By midday I have my cake mixed up and in the oven (I happened to have just bought some fruit mix), and my sister Rae, in Dunedin, had had a similar phone call and also made the recipe that same day. In the evening mum was able to ring Connie and report on the three cakes that had been produced around the country during the day.
Connie's Dargaville Christmas Cake
3/4 cup sugar
100g butter
1 Tbls. golden syrup
¾ cup milk
1t almond ess.
1t vanilla ess.
1T marmalade
1 kg. mixed fruit
2 cups self-raising flour
1 cup plain flour
2t mixed spice
1t baking powder
2 no. 7 eggs
¼ cup brandy
Heat sugar, butter, golden syrup, milk, essence and marmalade till butter is melted.

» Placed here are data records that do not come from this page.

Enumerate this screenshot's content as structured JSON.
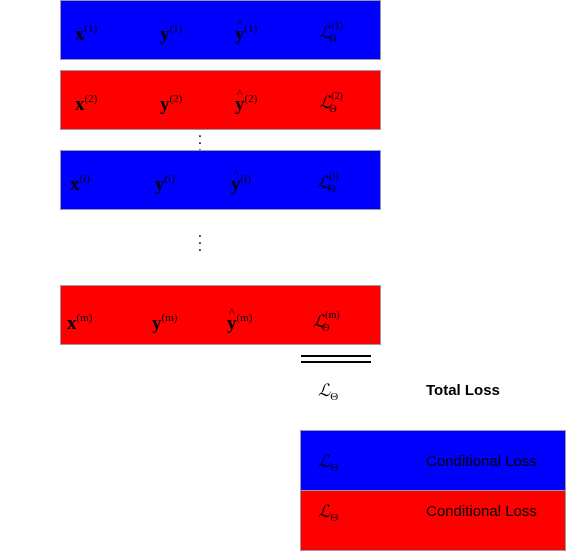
{
  "colors": {
    "blue": "#0000ff",
    "red": "#ff0000"
  },
  "rows": [
    {
      "color": "blue",
      "x_sup": "(1)",
      "y_sup": "(1)",
      "yhat_sup": "(1)",
      "loss_sup": "(1)",
      "loss_sub": "Θ"
    },
    {
      "color": "red",
      "x_sup": "(2)",
      "y_sup": "(2)",
      "yhat_sup": "(2)",
      "loss_sup": "(2)",
      "loss_sub": "Θ"
    },
    {
      "color": "blue",
      "x_sup": "(i)",
      "y_sup": "(i)",
      "yhat_sup": "(i)",
      "loss_sup": "(i)",
      "loss_sub": "Θ"
    },
    {
      "color": "red",
      "x_sup": "(m)",
      "y_sup": "(m)",
      "yhat_sup": "(m)",
      "loss_sup": "(m)",
      "loss_sub": "Θ"
    }
  ],
  "symbols": {
    "x": "x",
    "y": "y",
    "yhat": "y",
    "loss": "ℒ"
  },
  "total": {
    "loss": "ℒ",
    "sub": "Θ",
    "label": "Total Loss"
  },
  "conditional": [
    {
      "color": "blue",
      "loss": "ℒ",
      "sub": "Θ",
      "label": "Conditional Loss"
    },
    {
      "color": "red",
      "loss": "ℒ",
      "sub": "Θ",
      "label": "Conditional Loss"
    }
  ]
}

Add fruit, then sifted dry ingredients. Lastly add beaten egg.
Pat top of cake with wet hand and then drop cake on the floor (or bench) to release air bubbles.
Bake in middle of oven at 125 degrees C for 3 hours without opening oven door.

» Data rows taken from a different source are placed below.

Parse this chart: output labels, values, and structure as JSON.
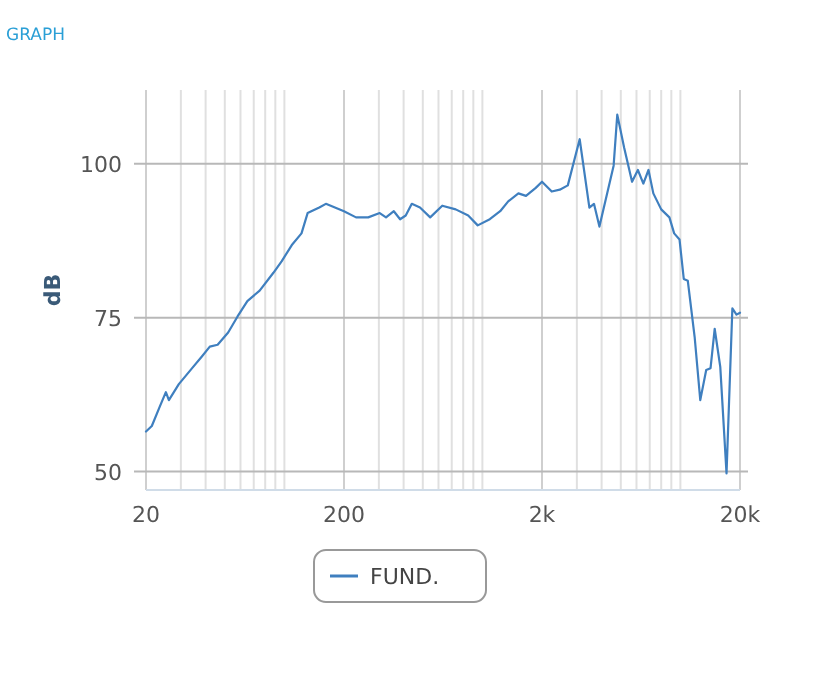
{
  "chart_data": {
    "type": "line",
    "title": "GRAPH",
    "ylabel": "dB",
    "log": "x",
    "grid": true,
    "legend": "bottom",
    "xlim": [
      20,
      20000
    ],
    "ylim": [
      47,
      112
    ],
    "xticks": [
      20,
      {
        "value": 30,
        "label": null
      },
      {
        "value": 40,
        "label": null
      },
      {
        "value": 50,
        "label": null
      },
      {
        "value": 60,
        "label": null
      },
      {
        "value": 70,
        "label": null
      },
      {
        "value": 80,
        "label": null
      },
      {
        "value": 90,
        "label": null
      },
      {
        "value": 100,
        "label": null
      },
      200,
      {
        "value": 300,
        "label": null
      },
      {
        "value": 400,
        "label": null
      },
      {
        "value": 500,
        "label": null
      },
      {
        "value": 600,
        "label": null
      },
      {
        "value": 700,
        "label": null
      },
      {
        "value": 800,
        "label": null
      },
      {
        "value": 900,
        "label": null
      },
      {
        "value": 1000,
        "label": null
      },
      {
        "value": 2000,
        "label": "2k"
      },
      {
        "value": 3000,
        "label": null
      },
      {
        "value": 4000,
        "label": null
      },
      {
        "value": 5000,
        "label": null
      },
      {
        "value": 6000,
        "label": null
      },
      {
        "value": 7000,
        "label": null
      },
      {
        "value": 8000,
        "label": null
      },
      {
        "value": 9000,
        "label": null
      },
      {
        "value": 10000,
        "label": null
      },
      {
        "value": 20000,
        "label": "20k"
      }
    ],
    "yticks": [
      50,
      75,
      100
    ],
    "series": [
      {
        "name": "FUND.",
        "color": "#3f7fbf",
        "x": [
          20,
          21.4,
          23.5,
          25.2,
          26.1,
          29.3,
          34.2,
          38.3,
          42,
          46,
          52,
          58,
          65,
          75,
          88,
          97,
          109,
          122,
          131,
          150,
          162,
          200,
          230,
          265,
          303,
          326,
          357,
          384,
          410,
          440,
          484,
          545,
          627,
          733,
          848,
          947,
          1090,
          1230,
          1350,
          1520,
          1660,
          1860,
          2000,
          2240,
          2460,
          2700,
          3100,
          3470,
          3660,
          3900,
          4600,
          4800,
          5200,
          5700,
          6100,
          6500,
          6900,
          7300,
          8000,
          8800,
          9300,
          9900,
          10400,
          10900,
          11800,
          12600,
          13500,
          14200,
          14900,
          15900,
          17100,
          18300,
          19200,
          20000
        ],
        "values": [
          56.5,
          57.4,
          60.6,
          62.9,
          61.6,
          64.2,
          66.8,
          68.7,
          70.3,
          70.6,
          72.6,
          75.2,
          77.7,
          79.4,
          82.3,
          84.2,
          86.8,
          88.7,
          92,
          92.9,
          93.5,
          92.3,
          91.3,
          91.3,
          92,
          91.3,
          92.3,
          91,
          91.6,
          93.5,
          92.9,
          91.3,
          93.2,
          92.6,
          91.6,
          90,
          91,
          92.3,
          93.9,
          95.2,
          94.8,
          96.1,
          97.1,
          95.5,
          95.8,
          96.5,
          104,
          92.9,
          93.5,
          89.8,
          99.7,
          108,
          102.6,
          97.1,
          99,
          96.8,
          99,
          95.2,
          92.6,
          91.3,
          88.7,
          87.7,
          81.3,
          81,
          71.9,
          61.6,
          66.5,
          66.8,
          73.2,
          67,
          49.7,
          76.5,
          75.5,
          75.8
        ]
      }
    ]
  }
}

I made mine in a 9" square tin, which was a good size, though if you like a taller cake, use an 8" tin. I also put the brandy over the cooked cake (2T on the top, then cover closely with foil, then 2T on the bottom when the cake is cold and you turn it out, then cover tightly again). This is what I usually do, and the recipe didn't say otherwise.
If you haven't made a Christmas cake before, you should line the bottom of the tin with a piece of butter paper so it comes out easily. Greasing the sides of the tin is not necessary, as you can run a knife around before turning the cake out. (You should ideally leave a Christmas cake in the tin until it is cool - at least let it stand in the tin for a while.)
A bigger cake, which cooked for longer, would also have the tin lined with one or two layers of brown paper, extending above the level of the tin at the sides. In theory this gives the sides (which cook first) some protection from overcooking while the centre finishes cooking.
I iced my cake with Brandy Butter icing, made with 2T softened butter, about 2 cups sifted icing sugar, mixed to a spreadable consistancy with brandy, a bit at a time. I cut the cake only a week after I made it at the Christmas party, and it cut very nicely, with no crumbling, and very moist.
It is probably a bit late for Christmas day if anyone reading hasn't made their cake (!!), but New Year is a good excuse for a fruity cake too.